Pimpinan Presidium IPW Neta S Pane menarangkan, walaupun masa jabatan Kapolri Idham Azis masih 6 bulan lagi, bursa calon Kapolri di internal kepolisian mulai gempar di pergunjingkan.
Dari pendataan IPW kedelapan nama itu, terdiri dari 5 jenderal bintang 3( Komjen) serta 3 bintang 2( Irjen). Kedelapan nama ini mulai dari lulusan Perguruan Kepolisian tahun 1988 A sampai lulusan tahun 1991. Mereka merupakan Komjen Rico( Kabaintelkam), Komjen Agus( Kabaharkam), Komjen Boy Rafly( Kepala BNPT), Komjen Sigit( Kabareskrim), serta Komjen Gatot( Wakapolri).
” Sebaliknya buat bintang 2 terdapat Irjen Nana( Kapolda Metro Jaya), Irjen Lufti( Kapolda Jateng), serta Irjen Fadil( Kapolda Jatim),” kata Neta dalam keterangannya kepada Okezone, Jakarta, Kamis( 11/ 6/ 2020).
Neta menarangkan, ketiga jenderal bintang 2 ini dapat masuk bursa calon Kapolri sebab menjelang Idham Azis pensiun terdapat 2 posisi jenderal bintang 3 yang bakal pensiun, ialah Kepala BNN serta Sestama Lemhanas.
Apalagi, bila menjelang 1 Juli ini posisi Kakorbrimob dijadikan bintang 3, kesempatan jenderal bintang 2 buat masuk jadi bintang 3 jadi 3 posisi.
” Karena keberadaan Kakorbrimob dengan pangkat Komjen telah disetujui Menteri Pendayagunaan Aparatur Negeri serta tinggal menunggu penetapan serta pelantikan saja,” ucap Neta.
Bagi Neta, cocok prosedurnya, nama nama calon Kapolri itu hendak digodok Dewan Kebijakan Besar( Wanjakti) Polri yang diketuai Wakapolri serta anggotanya Irwasum, Assisten SDM, serta Kadiv Propam.

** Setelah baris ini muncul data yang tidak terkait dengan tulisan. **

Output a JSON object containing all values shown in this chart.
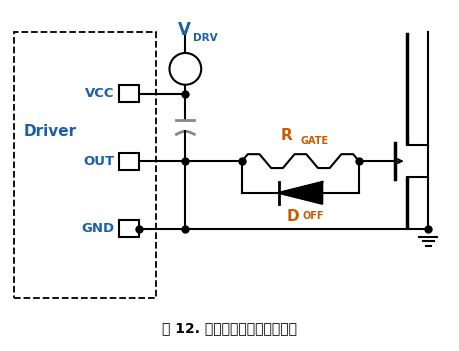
{
  "title": "图 12. 简单的关断速度增强电路",
  "bg_color": "#ffffff",
  "line_color": "#000000",
  "gray_color": "#888888",
  "label_color_blue": "#1a5fa8",
  "label_color_orange": "#c85a00",
  "vdrv_label": "V",
  "vdrv_sub": "DRV",
  "rgate_label": "R",
  "rgate_sub": "GATE",
  "doff_label": "D",
  "doff_sub": "OFF",
  "driver_label": "Driver",
  "vcc_label": "VCC",
  "out_label": "OUT",
  "gnd_label": "GND",
  "fig_label": "图",
  "fig_num": " 12.",
  "fig_desc": " 简单的关断速度增强电路"
}
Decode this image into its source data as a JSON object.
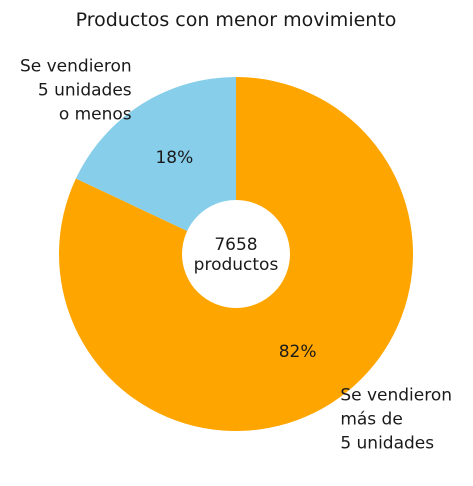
{
  "chart_data": {
    "type": "pie",
    "title": "Productos con menor movimiento",
    "slices": [
      {
        "label_lines": [
          "Se vendieron",
          "5 unidades",
          "o menos"
        ],
        "value": 18,
        "value_label": "18%",
        "color": "#87CEEB"
      },
      {
        "label_lines": [
          "Se vendieron",
          "más de",
          "5 unidades"
        ],
        "value": 82,
        "value_label": "82%",
        "color": "#FFA500"
      }
    ],
    "center_text": [
      "7658",
      "productos"
    ]
  }
}
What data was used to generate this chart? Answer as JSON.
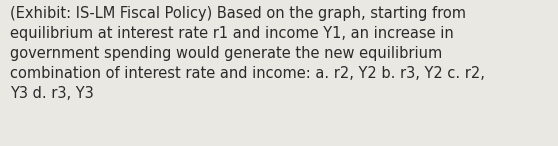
{
  "text_lines": [
    "(Exhibit: IS-LM Fiscal Policy) Based on the graph, starting from",
    "equilibrium at interest rate r1 and income Y1, an increase in",
    "government spending would generate the new equilibrium",
    "combination of interest rate and income: a. r2, Y2 b. r3, Y2 c. r2,",
    "Y3 d. r3, Y3"
  ],
  "background_color": "#eae8e3",
  "text_color": "#2b2b2b",
  "font_size": 10.5,
  "font_family": "DejaVu Sans",
  "fig_width": 5.58,
  "fig_height": 1.46,
  "dpi": 100
}
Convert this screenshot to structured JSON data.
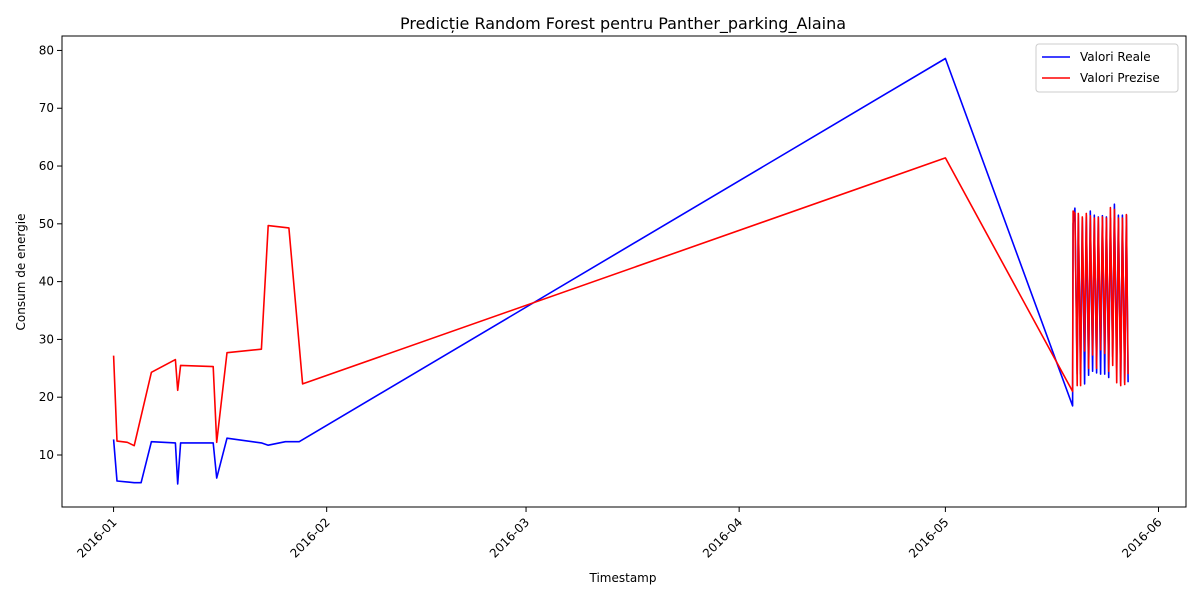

Nama nama yang digodok Wanjakti ini kemudian diserahkan Kapolri kepada Presiden buat diseleksi, setelah itu dicoba uji kepatutan di Komisi 3 DPR. Di sisi lain Kompolnas pula membagikan nama nama calon Kapolri bagaikan usulan kepada Presiden.
Dalam bursa calon Kapolri kali ini, IPW memandang terdapat 3 kelompok yang menonjol, ialah Geng Solo terdiri dari jenderal jenderal yang sempat bertugas di Solo, Geng Idham Azis, serta Geng Netral yang dekat dengan seluruh pihak.
” Yang menarik dalam dinamika teraktual di Polri, 3 kelompok yang pernah mendominasi putaran elit kekuasaan di Polri, dikala ini telah terkikis serta tersingkir dari putaran elit kekuasaan internal kepolisian, ialah Geng Syafruddin, Geng Tito,” ucap Neta.
Neta berpandangan, dalam beberapa mutasi di masa Kapolri Idham Azis kelompok Syafruddin serta Tito lama- lama tetapi tentu tersingkir dari putaran elit kekuasaan di kepolisian.
Tetapi di sisi lain, kata Neta, terdapat 2 perihal lagi yang menarik buat diperhatikan. Awal, merupakan nama mantan ajudan Presiden SBY, Komjen Rico diucap sebut bagaikan calon kokoh Kapolri pengganti Idham Azis, mengingat yang bersangkutan merupakan Adimakayasa Akpol 88.
” Bila perihal itu terjalin pastinya ini jadi fenomena baru, tidak cuma di dalam dinamika kepolisian tetapi pula dalam dinamika politik, dimana mantan ajudan Presiden SBY dapat jadi Kapolri di masa Presiden Jokowi,” kata Neta.
Setelah itu kedua, bagi Neta, disebutnya nama Irjen Fadil bagaikan calon pengganti Idham Azis mengingat Kapolda Jatim itu merupakan salah satu regu sukses dikala Idham menjajaki uji kepatutan di DPR.
” Terlepas siapa juga yang jadi Kapolri yang diseleksi Presiden Jokowi nanti, dinamika prosesnya menarik buat diperhatikan. Tidak hanya itu tugas berat pastinya menanti,” tutup Neta.